When I looked at the calendar today, I realized that it’s been exactly 2 months since my husband Chris and I left California to move to Texas.
In many respects it’s been an overwhelming two months, make that four months. Once we made the decision to move, we contacted our realtor and got the house ready to put on the market. In an answer to prayer our home sold quickly and following a short escrow we were on our way to Texas.
Leaving California was a hard thing to do. Hard because we left family, friends and our church, Kindred Community Church. We left a home that we loved and the state with an abundance of blessings. A place where the weather is nice most of the time and you can be at the beach, desert and mountains in just a short time away. It was hard to leave, but we both felt the Lord was leading us to move.
I’m so grateful that I didn’t know just how hard this would be…if I had known, I might have stayed put. Thankfully, the Lord has walked with us through this each and every day.
Oh my goodness…I can scarcely believe the 1,500 mile drive with cars fully loaded with 3 cats, 2 birds and enough of our belongs to help us get through our time in temporary housing. When we arrived we got settled in temporary housing, shortly thereafter we started our search for a new home.
In less than two weeks we found a home to purchase in a city we hadn’t really previously considered. The Lord was with us as we went through and extended escrow period and all the demands required from the mortgage company with our limited access to documents and records.
On October 31st, we moved into our new home. Boxes are scattered hither and yon and begging to be emptied and have things put away. As much stuff as we gave away and threw away before we moved, I wish we had gotten rid of more stuff. I didn’t realize how much stuff we had until we moved.

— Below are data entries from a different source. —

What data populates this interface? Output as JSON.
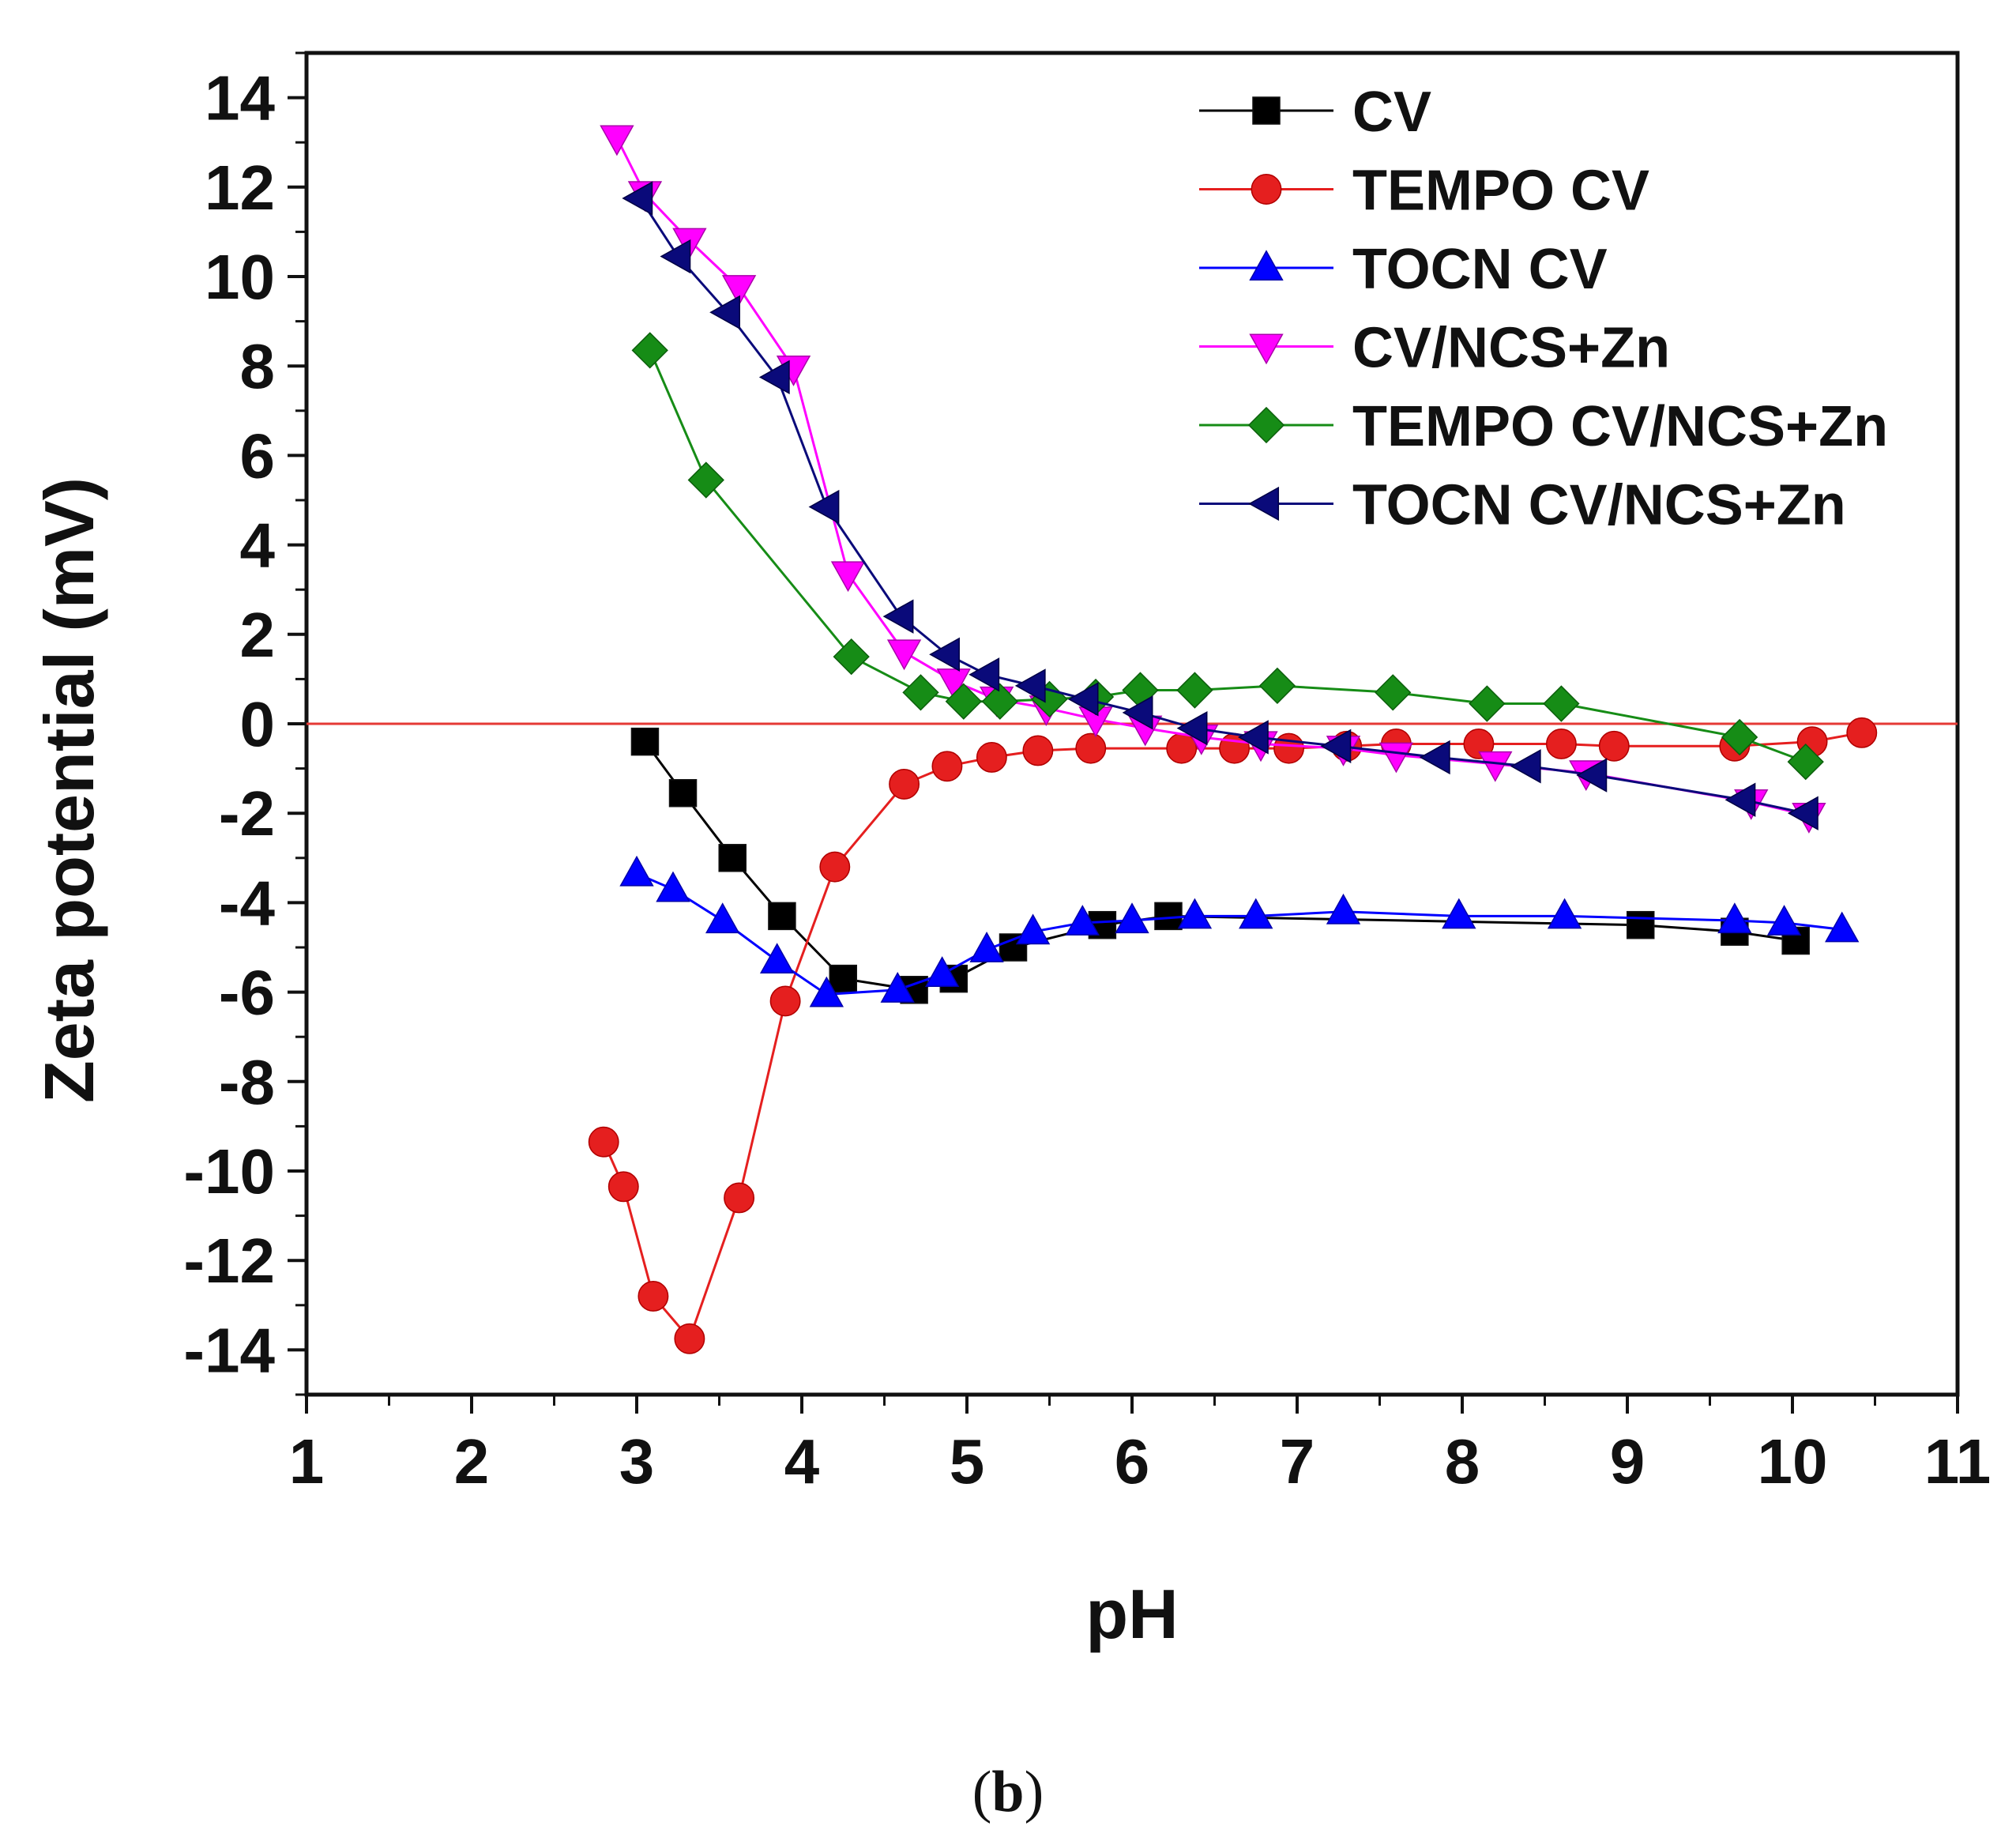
{
  "chart_data": {
    "type": "line",
    "xlabel": "pH",
    "ylabel": "Zeta potential (mV)",
    "xlim": [
      1,
      11
    ],
    "ylim": [
      -15,
      15
    ],
    "x_ticks": [
      1,
      2,
      3,
      4,
      5,
      6,
      7,
      8,
      9,
      10,
      11
    ],
    "y_ticks": [
      -14,
      -12,
      -10,
      -8,
      -6,
      -4,
      -2,
      0,
      2,
      4,
      6,
      8,
      10,
      12,
      14
    ],
    "reference_line": {
      "y": 0,
      "color": "#e53935"
    },
    "legend_position": "top-right",
    "series": [
      {
        "name": "CV",
        "color": "#000000",
        "marker": "square",
        "x": [
          3.05,
          3.28,
          3.58,
          3.88,
          4.25,
          4.68,
          4.92,
          5.28,
          5.82,
          6.22,
          9.08,
          9.65,
          10.02
        ],
        "y": [
          -0.4,
          -1.55,
          -3.0,
          -4.3,
          -5.7,
          -5.95,
          -5.7,
          -5.0,
          -4.5,
          -4.3,
          -4.5,
          -4.65,
          -4.85
        ]
      },
      {
        "name": "TEMPO CV",
        "color": "#e51f1f",
        "marker": "circle",
        "x": [
          2.8,
          2.92,
          3.1,
          3.32,
          3.62,
          3.9,
          4.2,
          4.62,
          4.88,
          5.15,
          5.43,
          5.75,
          6.3,
          6.62,
          6.95,
          7.3,
          7.6,
          8.1,
          8.6,
          8.92,
          9.65,
          10.12,
          10.42
        ],
        "y": [
          -9.35,
          -10.35,
          -12.8,
          -13.75,
          -10.6,
          -6.2,
          -3.2,
          -1.35,
          -0.95,
          -0.75,
          -0.6,
          -0.55,
          -0.55,
          -0.55,
          -0.55,
          -0.5,
          -0.45,
          -0.45,
          -0.45,
          -0.5,
          -0.5,
          -0.4,
          -0.2
        ]
      },
      {
        "name": "TOCN CV",
        "color": "#0000ff",
        "marker": "triangle-up",
        "x": [
          3.0,
          3.22,
          3.52,
          3.85,
          4.15,
          4.58,
          4.85,
          5.12,
          5.4,
          5.7,
          6.0,
          6.38,
          6.75,
          7.28,
          7.98,
          8.62,
          9.65,
          9.95,
          10.3
        ],
        "y": [
          -3.35,
          -3.7,
          -4.4,
          -5.3,
          -6.05,
          -5.95,
          -5.6,
          -5.05,
          -4.65,
          -4.45,
          -4.4,
          -4.3,
          -4.3,
          -4.2,
          -4.3,
          -4.3,
          -4.4,
          -4.45,
          -4.6
        ]
      },
      {
        "name": "CV/NCS+Zn",
        "color": "#ff00ff",
        "marker": "triangle-down",
        "x": [
          2.88,
          3.05,
          3.32,
          3.62,
          3.95,
          4.28,
          4.62,
          4.92,
          5.18,
          5.48,
          5.78,
          6.08,
          6.42,
          6.78,
          7.28,
          7.6,
          8.2,
          8.75,
          9.75,
          10.1
        ],
        "y": [
          13.1,
          11.85,
          10.8,
          9.75,
          7.95,
          3.35,
          1.6,
          0.95,
          0.55,
          0.35,
          0.1,
          -0.1,
          -0.3,
          -0.45,
          -0.55,
          -0.7,
          -0.9,
          -1.1,
          -1.75,
          -2.05
        ]
      },
      {
        "name": "TEMPO CV/NCS+Zn",
        "color": "#168c16",
        "marker": "diamond",
        "x": [
          3.08,
          3.42,
          4.3,
          4.72,
          4.98,
          5.2,
          5.5,
          5.78,
          6.05,
          6.38,
          6.88,
          7.58,
          8.15,
          8.6,
          9.68,
          10.08
        ],
        "y": [
          8.35,
          5.45,
          1.5,
          0.7,
          0.5,
          0.5,
          0.55,
          0.6,
          0.75,
          0.75,
          0.85,
          0.7,
          0.45,
          0.45,
          -0.3,
          -0.85
        ]
      },
      {
        "name": "TOCN CV/NCS+Zn",
        "color": "#0a0a7a",
        "marker": "triangle-left",
        "x": [
          3.02,
          3.25,
          3.55,
          3.85,
          4.15,
          4.6,
          4.88,
          5.12,
          5.4,
          5.72,
          6.05,
          6.38,
          6.75,
          7.25,
          7.85,
          8.4,
          8.8,
          9.7,
          10.08
        ],
        "y": [
          11.75,
          10.45,
          9.2,
          7.75,
          4.85,
          2.4,
          1.55,
          1.1,
          0.85,
          0.55,
          0.25,
          -0.1,
          -0.3,
          -0.5,
          -0.75,
          -0.95,
          -1.15,
          -1.7,
          -2.0
        ]
      }
    ]
  },
  "panel_label": {
    "open": "(",
    "letter": "b",
    "close": ")"
  }
}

In the two months since we arrived in Texas, not only did we find a home, but we found a church home where the Word of God is faithfully taught. There are many opportunities to study God’s Word throughout the week.

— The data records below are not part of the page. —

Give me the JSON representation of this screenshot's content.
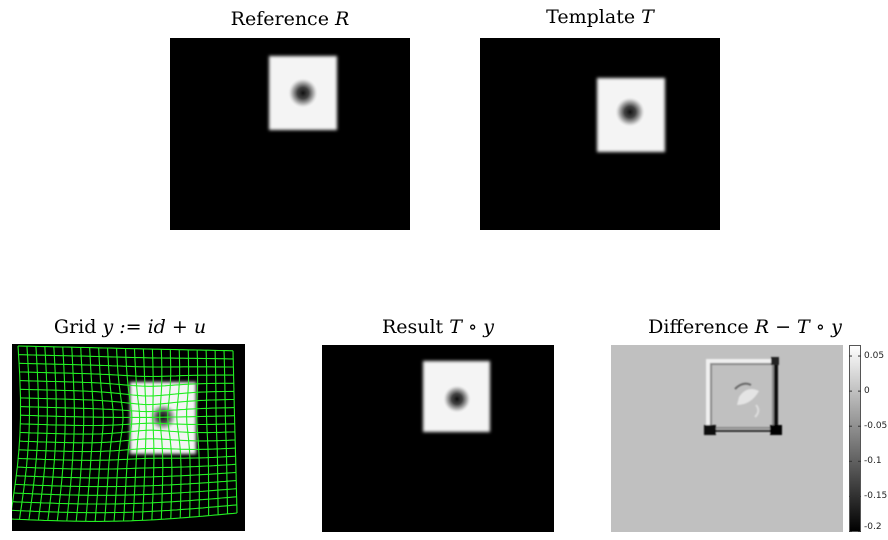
{
  "panels": {
    "reference": {
      "title": "Reference",
      "symbol": "R"
    },
    "template": {
      "title": "Template",
      "symbol": "T"
    },
    "grid": {
      "title": "Grid",
      "formula": "y := id + u"
    },
    "result": {
      "title": "Result",
      "formula": "T ∘ y"
    },
    "difference": {
      "title": "Difference",
      "formula": "R − T ∘ y"
    }
  },
  "colorbar": {
    "ticks": [
      "0.05",
      "0",
      "-0.05",
      "-0.1",
      "-0.15",
      "-0.2"
    ],
    "range": [
      -0.2,
      0.065
    ]
  },
  "colors": {
    "grid_line": "#22ee22",
    "background": "#000000",
    "difference_background": "#c0c0c0"
  }
}
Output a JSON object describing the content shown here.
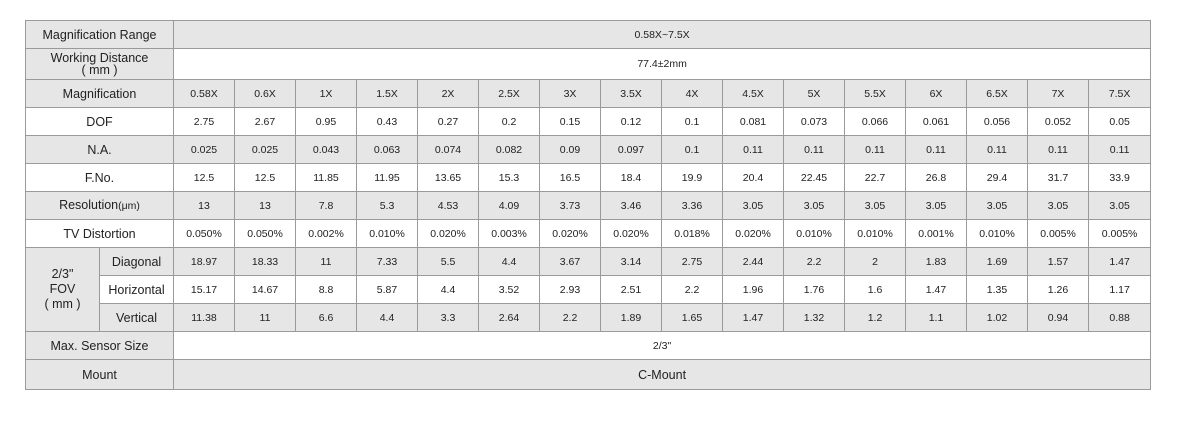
{
  "table": {
    "rows_top": [
      {
        "label": "Magnification Range",
        "value": "0.58X~7.5X"
      },
      {
        "label": "Working Distance\n( mm )",
        "value": "77.4±2mm"
      }
    ],
    "magnification": {
      "label": "Magnification",
      "values": [
        "0.58X",
        "0.6X",
        "1X",
        "1.5X",
        "2X",
        "2.5X",
        "3X",
        "3.5X",
        "4X",
        "4.5X",
        "5X",
        "5.5X",
        "6X",
        "6.5X",
        "7X",
        "7.5X"
      ]
    },
    "dof": {
      "label": "DOF",
      "values": [
        "2.75",
        "2.67",
        "0.95",
        "0.43",
        "0.27",
        "0.2",
        "0.15",
        "0.12",
        "0.1",
        "0.081",
        "0.073",
        "0.066",
        "0.061",
        "0.056",
        "0.052",
        "0.05"
      ]
    },
    "na": {
      "label": "N.A.",
      "values": [
        "0.025",
        "0.025",
        "0.043",
        "0.063",
        "0.074",
        "0.082",
        "0.09",
        "0.097",
        "0.1",
        "0.11",
        "0.11",
        "0.11",
        "0.11",
        "0.11",
        "0.11",
        "0.11"
      ]
    },
    "fno": {
      "label": "F.No.",
      "values": [
        "12.5",
        "12.5",
        "11.85",
        "11.95",
        "13.65",
        "15.3",
        "16.5",
        "18.4",
        "19.9",
        "20.4",
        "22.45",
        "22.7",
        "26.8",
        "29.4",
        "31.7",
        "33.9"
      ]
    },
    "resolution": {
      "label": "Resolution",
      "unit": "(μm)",
      "values": [
        "13",
        "13",
        "7.8",
        "5.3",
        "4.53",
        "4.09",
        "3.73",
        "3.46",
        "3.36",
        "3.05",
        "3.05",
        "3.05",
        "3.05",
        "3.05",
        "3.05",
        "3.05"
      ]
    },
    "tv_distortion": {
      "label": "TV Distortion",
      "values": [
        "0.050%",
        "0.050%",
        "0.002%",
        "0.010%",
        "0.020%",
        "0.003%",
        "0.020%",
        "0.020%",
        "0.018%",
        "0.020%",
        "0.010%",
        "0.010%",
        "0.001%",
        "0.010%",
        "0.005%",
        "0.005%"
      ]
    },
    "fov": {
      "group_label_line1": "2/3\"",
      "group_label_line2": "FOV",
      "group_label_line3": "( mm )",
      "diagonal": {
        "label": "Diagonal",
        "values": [
          "18.97",
          "18.33",
          "11",
          "7.33",
          "5.5",
          "4.4",
          "3.67",
          "3.14",
          "2.75",
          "2.44",
          "2.2",
          "2",
          "1.83",
          "1.69",
          "1.57",
          "1.47"
        ]
      },
      "horizontal": {
        "label": "Horizontal",
        "values": [
          "15.17",
          "14.67",
          "8.8",
          "5.87",
          "4.4",
          "3.52",
          "2.93",
          "2.51",
          "2.2",
          "1.96",
          "1.76",
          "1.6",
          "1.47",
          "1.35",
          "1.26",
          "1.17"
        ]
      },
      "vertical": {
        "label": "Vertical",
        "values": [
          "11.38",
          "11",
          "6.6",
          "4.4",
          "3.3",
          "2.64",
          "2.2",
          "1.89",
          "1.65",
          "1.47",
          "1.32",
          "1.2",
          "1.1",
          "1.02",
          "0.94",
          "0.88"
        ]
      }
    },
    "max_sensor": {
      "label": "Max. Sensor Size",
      "value": "2/3\""
    },
    "mount": {
      "label": "Mount",
      "value": "C-Mount"
    }
  }
}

Something I took for granted is being in a church were you’ve been for a long time, you know people and they know you. Your lives are intertwined as you pray for one another and go through life together.
On my first day in a woman’s Bible study I just wanted to cry. It was weird being in a place where no one knows me and I don’t know them. But the Lord comforted me with the assurance that overtime, our hearts and lives will be knit together and I will make friends. Right now I still feel rather isolated. I want to make sure that I remember what it’s like to be the new kid on the block and I’m grateful for the kindness of the ladies in the Bible study who reached out and befriended me.
In the past two months my blogging has been very sparse, but I hope to get back in the swing of things. I’m transcribing the Psalms that I have been writing out during my morning devotional time. I want to write about what the Lord has been teaching me.
As hard as it’s been, there are many good things about Texas and I hope to share some of those things too.